I felt like the people of this Town w judge me, so I stopped, and it w a good thing; bc judgement is wac.  I guess maybe that it doesn’t matter, who or w I am judging, it is always wac, and I felt so good when I had stopped.

And I kinda got to thinking, that this compounds, that it is a bit of a cascade; bc it ends up being like, mondo fear that people w judge me if I judge them, and that makes me judge less, and then there is even more fear how I w be treated if I do it, and, I suppose eventually there is not even that option.

And is it narcissistic supply that people are getting, from saying these things in front of me, or is it that they just respect me so much that they just wanna be themselves around me, Idk.  J says it is evil, w does that mean.  I feel that w that means is that it is borne out of a mind that hella judges.

Like, let’s unpack righteousness and evil.  Righteousness comes from following J’s commandments; so evil w be lack of following them, so judgement and worry and not being humble and being angry at people w summarize evil; I guess.

It’s actually above my pay grade, to call people evil.  I have tried, and it just led to me judging them, in the moment of calling them that.  I had to phrase it like they were saying ‘those things’ or ‘that stuff’

I had got it into my brain, that they were getting more evil.  This is not true, I feel; bc they are just expressing themselves more around me, and it sounds like they are getting more evil, and I’m like so shocked and I’m like judging this town, like boy, things are rl bad here, tho nothing has changed; it is just that I am hearing more.

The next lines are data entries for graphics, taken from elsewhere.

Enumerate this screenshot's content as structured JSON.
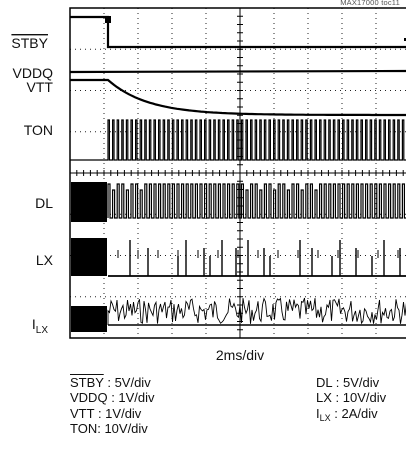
{
  "figure_id": "MAX17000 toc11",
  "chart_data": {
    "type": "oscilloscope",
    "timebase": "2ms/div",
    "grid": true,
    "divisions": {
      "x": 10,
      "y": 8
    },
    "channels": [
      {
        "key": "stby",
        "label": "STBY",
        "label_overline": true,
        "scale": ": 5V/div",
        "behavior": "high then falls to low at start"
      },
      {
        "key": "vddq",
        "label": "VDDQ",
        "scale": ": 1V/div",
        "behavior": "flat high"
      },
      {
        "key": "vtt",
        "label": "VTT",
        "scale": ": 1V/div",
        "behavior": "exponential decay after STBY falls"
      },
      {
        "key": "ton",
        "label": "TON",
        "scale": ": 10V/div",
        "behavior": "low then dense switching"
      },
      {
        "key": "dl",
        "label": "DL",
        "scale": ": 5V/div",
        "behavior": "switching pulses"
      },
      {
        "key": "lx",
        "label": "LX",
        "scale": ": 10V/div",
        "behavior": "sparse pulses"
      },
      {
        "key": "ilx",
        "label": "I",
        "label_sub": "LX",
        "scale": ": 2A/div",
        "behavior": "noisy current ripple"
      }
    ]
  }
}
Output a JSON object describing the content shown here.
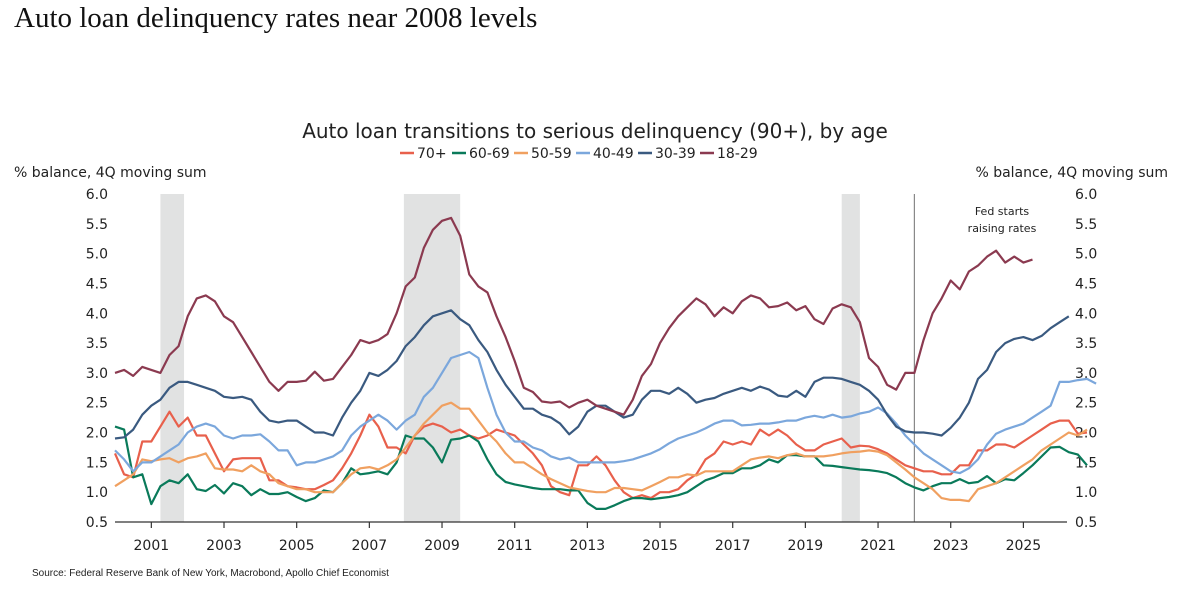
{
  "page": {
    "title": "Auto loan delinquency rates near 2008 levels",
    "source": "Source: Federal Reserve Bank of New York, Macrobond, Apollo Chief Economist"
  },
  "chart_data": {
    "type": "line",
    "title": "Auto loan transitions to serious delinquency (90+), by age",
    "ylabel_left": "% balance, 4Q moving sum",
    "ylabel_right": "% balance, 4Q moving sum",
    "xlabel": "",
    "ylim": [
      0.5,
      6.0
    ],
    "yticks": [
      "0.5",
      "1.0",
      "1.5",
      "2.0",
      "2.5",
      "3.0",
      "3.5",
      "4.0",
      "4.5",
      "5.0",
      "5.5",
      "6.0"
    ],
    "xlim": [
      2000.0,
      2026.2
    ],
    "xticks": [
      "2001",
      "2003",
      "2005",
      "2007",
      "2009",
      "2011",
      "2013",
      "2015",
      "2017",
      "2019",
      "2021",
      "2023",
      "2025"
    ],
    "x_start": 2000.0,
    "x_step": 0.25,
    "grid": false,
    "legend_position": "top-center",
    "recessions": [
      {
        "start": 2001.25,
        "end": 2001.9
      },
      {
        "start": 2007.95,
        "end": 2009.5
      },
      {
        "start": 2020.0,
        "end": 2020.5
      }
    ],
    "annotations": [
      {
        "x": 2022.0,
        "type": "vertical-line",
        "label_lines": [
          "Fed starts",
          "raising rates"
        ]
      }
    ],
    "series": [
      {
        "name": "70+",
        "color": "#e8604c",
        "values": [
          1.65,
          1.3,
          1.25,
          1.85,
          1.85,
          2.1,
          2.35,
          2.1,
          2.25,
          1.95,
          1.95,
          1.65,
          1.35,
          1.55,
          1.57,
          1.57,
          1.57,
          1.2,
          1.2,
          1.1,
          1.08,
          1.05,
          1.05,
          1.12,
          1.2,
          1.4,
          1.65,
          1.95,
          2.3,
          2.1,
          1.75,
          1.75,
          1.65,
          1.95,
          2.1,
          2.15,
          2.1,
          2.0,
          2.05,
          1.95,
          1.9,
          1.95,
          2.05,
          2.0,
          1.95,
          1.8,
          1.65,
          1.45,
          1.1,
          1.0,
          0.95,
          1.45,
          1.45,
          1.6,
          1.45,
          1.2,
          1.0,
          0.9,
          0.95,
          0.9,
          1.0,
          1.0,
          1.05,
          1.2,
          1.3,
          1.55,
          1.65,
          1.85,
          1.8,
          1.85,
          1.8,
          2.05,
          1.95,
          2.05,
          1.95,
          1.8,
          1.7,
          1.7,
          1.8,
          1.85,
          1.9,
          1.75,
          1.78,
          1.77,
          1.72,
          1.65,
          1.55,
          1.45,
          1.4,
          1.35,
          1.35,
          1.3,
          1.3,
          1.45,
          1.45,
          1.7,
          1.7,
          1.8,
          1.8,
          1.75,
          1.85,
          1.95,
          2.05,
          2.15,
          2.2,
          2.2,
          1.98,
          2.0
        ]
      },
      {
        "name": "60-69",
        "color": "#0a7a5a",
        "values": [
          2.1,
          2.05,
          1.25,
          1.3,
          0.8,
          1.1,
          1.2,
          1.15,
          1.3,
          1.05,
          1.02,
          1.12,
          0.98,
          1.15,
          1.1,
          0.95,
          1.05,
          0.97,
          0.97,
          1.0,
          0.92,
          0.85,
          0.9,
          1.03,
          1.0,
          1.15,
          1.4,
          1.3,
          1.32,
          1.35,
          1.3,
          1.5,
          1.95,
          1.9,
          1.9,
          1.75,
          1.5,
          1.88,
          1.9,
          1.95,
          1.85,
          1.55,
          1.3,
          1.17,
          1.13,
          1.1,
          1.07,
          1.05,
          1.05,
          1.05,
          1.03,
          1.03,
          0.82,
          0.72,
          0.72,
          0.78,
          0.85,
          0.9,
          0.9,
          0.88,
          0.9,
          0.92,
          0.95,
          1.0,
          1.1,
          1.2,
          1.25,
          1.32,
          1.32,
          1.4,
          1.4,
          1.45,
          1.55,
          1.5,
          1.62,
          1.62,
          1.6,
          1.6,
          1.45,
          1.44,
          1.42,
          1.4,
          1.38,
          1.37,
          1.35,
          1.32,
          1.25,
          1.15,
          1.08,
          1.03,
          1.1,
          1.15,
          1.15,
          1.22,
          1.15,
          1.17,
          1.27,
          1.15,
          1.22,
          1.2,
          1.32,
          1.45,
          1.6,
          1.75,
          1.76,
          1.67,
          1.63,
          1.45
        ]
      },
      {
        "name": "50-59",
        "color": "#f0a060",
        "values": [
          1.1,
          1.2,
          1.3,
          1.55,
          1.52,
          1.55,
          1.57,
          1.5,
          1.57,
          1.6,
          1.65,
          1.4,
          1.38,
          1.38,
          1.35,
          1.45,
          1.35,
          1.3,
          1.15,
          1.1,
          1.05,
          1.05,
          1.0,
          1.0,
          1.0,
          1.15,
          1.3,
          1.4,
          1.42,
          1.38,
          1.45,
          1.55,
          1.75,
          1.95,
          2.15,
          2.3,
          2.45,
          2.5,
          2.4,
          2.4,
          2.2,
          2.0,
          1.85,
          1.65,
          1.5,
          1.5,
          1.4,
          1.3,
          1.22,
          1.15,
          1.08,
          1.05,
          1.02,
          1.0,
          1.0,
          1.07,
          1.07,
          1.05,
          1.03,
          1.1,
          1.17,
          1.25,
          1.25,
          1.3,
          1.28,
          1.35,
          1.35,
          1.35,
          1.35,
          1.45,
          1.55,
          1.58,
          1.6,
          1.57,
          1.62,
          1.65,
          1.6,
          1.6,
          1.6,
          1.62,
          1.65,
          1.67,
          1.68,
          1.7,
          1.68,
          1.62,
          1.5,
          1.38,
          1.25,
          1.15,
          1.05,
          0.9,
          0.87,
          0.87,
          0.85,
          1.05,
          1.1,
          1.15,
          1.25,
          1.35,
          1.45,
          1.55,
          1.7,
          1.8,
          1.9,
          2.0,
          1.95,
          2.05
        ]
      },
      {
        "name": "40-49",
        "color": "#7ba7dc",
        "values": [
          1.7,
          1.55,
          1.35,
          1.5,
          1.5,
          1.6,
          1.7,
          1.8,
          2.0,
          2.1,
          2.15,
          2.1,
          1.95,
          1.9,
          1.95,
          1.95,
          1.97,
          1.85,
          1.7,
          1.7,
          1.45,
          1.5,
          1.5,
          1.55,
          1.6,
          1.7,
          1.95,
          2.1,
          2.2,
          2.3,
          2.2,
          2.05,
          2.2,
          2.3,
          2.6,
          2.75,
          3.0,
          3.25,
          3.3,
          3.35,
          3.25,
          2.75,
          2.3,
          2.0,
          1.85,
          1.85,
          1.75,
          1.7,
          1.6,
          1.55,
          1.58,
          1.5,
          1.5,
          1.5,
          1.5,
          1.5,
          1.52,
          1.55,
          1.6,
          1.65,
          1.72,
          1.82,
          1.9,
          1.95,
          2.0,
          2.07,
          2.15,
          2.2,
          2.2,
          2.12,
          2.13,
          2.15,
          2.15,
          2.17,
          2.2,
          2.2,
          2.25,
          2.28,
          2.25,
          2.3,
          2.25,
          2.27,
          2.32,
          2.35,
          2.42,
          2.32,
          2.15,
          1.95,
          1.8,
          1.65,
          1.55,
          1.45,
          1.35,
          1.32,
          1.4,
          1.55,
          1.8,
          1.98,
          2.05,
          2.1,
          2.15,
          2.25,
          2.35,
          2.45,
          2.85,
          2.85,
          2.88,
          2.9,
          2.82
        ]
      },
      {
        "name": "30-39",
        "color": "#3a5a80",
        "values": [
          1.9,
          1.92,
          2.05,
          2.3,
          2.45,
          2.55,
          2.75,
          2.85,
          2.85,
          2.8,
          2.75,
          2.7,
          2.6,
          2.58,
          2.6,
          2.55,
          2.35,
          2.2,
          2.17,
          2.2,
          2.2,
          2.1,
          2.0,
          2.0,
          1.95,
          2.25,
          2.5,
          2.7,
          3.0,
          2.95,
          3.05,
          3.2,
          3.45,
          3.6,
          3.8,
          3.95,
          4.0,
          4.05,
          3.9,
          3.8,
          3.55,
          3.35,
          3.05,
          2.8,
          2.6,
          2.4,
          2.4,
          2.3,
          2.25,
          2.15,
          1.97,
          2.1,
          2.35,
          2.45,
          2.45,
          2.35,
          2.25,
          2.3,
          2.55,
          2.7,
          2.7,
          2.65,
          2.75,
          2.65,
          2.5,
          2.55,
          2.58,
          2.65,
          2.7,
          2.75,
          2.7,
          2.77,
          2.72,
          2.62,
          2.6,
          2.7,
          2.6,
          2.85,
          2.92,
          2.92,
          2.9,
          2.85,
          2.8,
          2.7,
          2.55,
          2.3,
          2.1,
          2.02,
          2.0,
          2.0,
          1.98,
          1.95,
          2.08,
          2.25,
          2.5,
          2.9,
          3.05,
          3.35,
          3.5,
          3.57,
          3.6,
          3.55,
          3.62,
          3.75,
          3.85,
          3.95
        ]
      },
      {
        "name": "18-29",
        "color": "#8b3a50",
        "values": [
          3.0,
          3.05,
          2.95,
          3.1,
          3.05,
          3.0,
          3.3,
          3.45,
          3.95,
          4.25,
          4.3,
          4.2,
          3.95,
          3.85,
          3.6,
          3.35,
          3.1,
          2.85,
          2.7,
          2.85,
          2.85,
          2.87,
          3.02,
          2.87,
          2.9,
          3.1,
          3.3,
          3.55,
          3.5,
          3.55,
          3.65,
          4.0,
          4.45,
          4.6,
          5.1,
          5.4,
          5.55,
          5.6,
          5.3,
          4.65,
          4.45,
          4.35,
          3.95,
          3.6,
          3.2,
          2.75,
          2.68,
          2.52,
          2.5,
          2.52,
          2.42,
          2.5,
          2.55,
          2.45,
          2.4,
          2.35,
          2.3,
          2.55,
          2.95,
          3.15,
          3.5,
          3.75,
          3.95,
          4.1,
          4.25,
          4.15,
          3.95,
          4.1,
          4.0,
          4.2,
          4.3,
          4.25,
          4.1,
          4.12,
          4.18,
          4.05,
          4.12,
          3.9,
          3.82,
          4.08,
          4.15,
          4.1,
          3.85,
          3.25,
          3.1,
          2.8,
          2.72,
          3.0,
          3.0,
          3.55,
          4.0,
          4.25,
          4.55,
          4.4,
          4.7,
          4.8,
          4.95,
          5.05,
          4.85,
          4.95,
          4.85,
          4.9
        ]
      }
    ]
  }
}
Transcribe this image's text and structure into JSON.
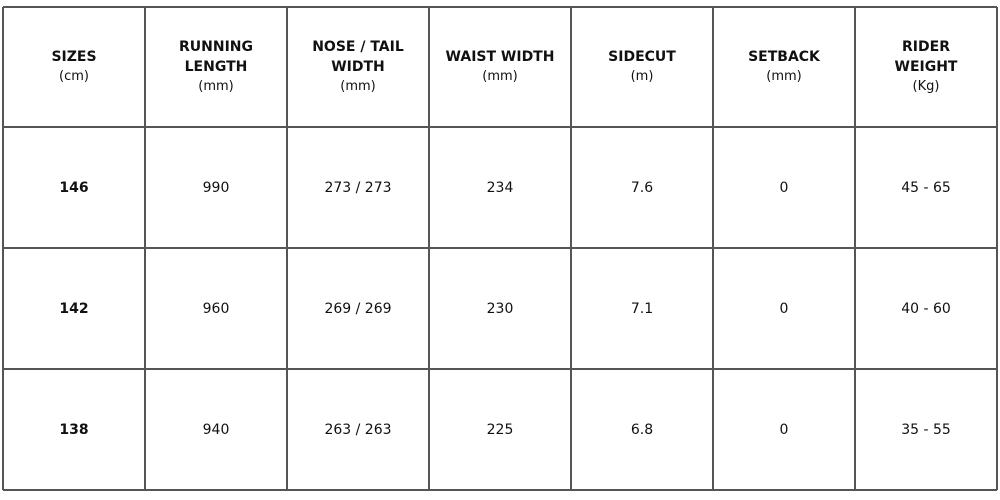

I remember being sat there, thinking that when I w young.. I never heard people being so horrid.  That w bc they just wouldn’t openly be like that; tho inside I guess they were.

It w also a time where people just bottled all their sh up, I guess it w inappropriate to say sh like that, in front of anyone.  It w all Jessica Fletcher and Fonzarrelli, and everything stinking the f of roses, and inside a seething mess of hate, tbh, Idk.

It felt like this town had reached a fever pitch of hate, tho it w just people being open.  No wonder I w squealing enough.

I miss the old one.  It allowed me to feel that no one had anything heinous in their heart.  That utopian vibe I felt; it destroys me to feel that that c have just been smoke and mirrors.

Tho on the other hand.  People being free enough to speak their mind when they are royally pi off, is that not some kind of utopia or another.  This sh get’s weird.

That’s why Ima not say the word evil.  It c just be a euphemism for worldly or of this earth.  Does not J say that we are all evil; straying onto the hard shoulder of judgement.  How black is grey.  Put it next to white and it is black; put it next to black and it is white.  That’s why thought, rationalizing and reason, are all detracting from true reality, why judgement is evil.

I exalted myself; surely I am above these people.  J says he who exalts himself w be humbled, so lets just cut to the chase and say that I am not.  Just continue to not judge lest I mash.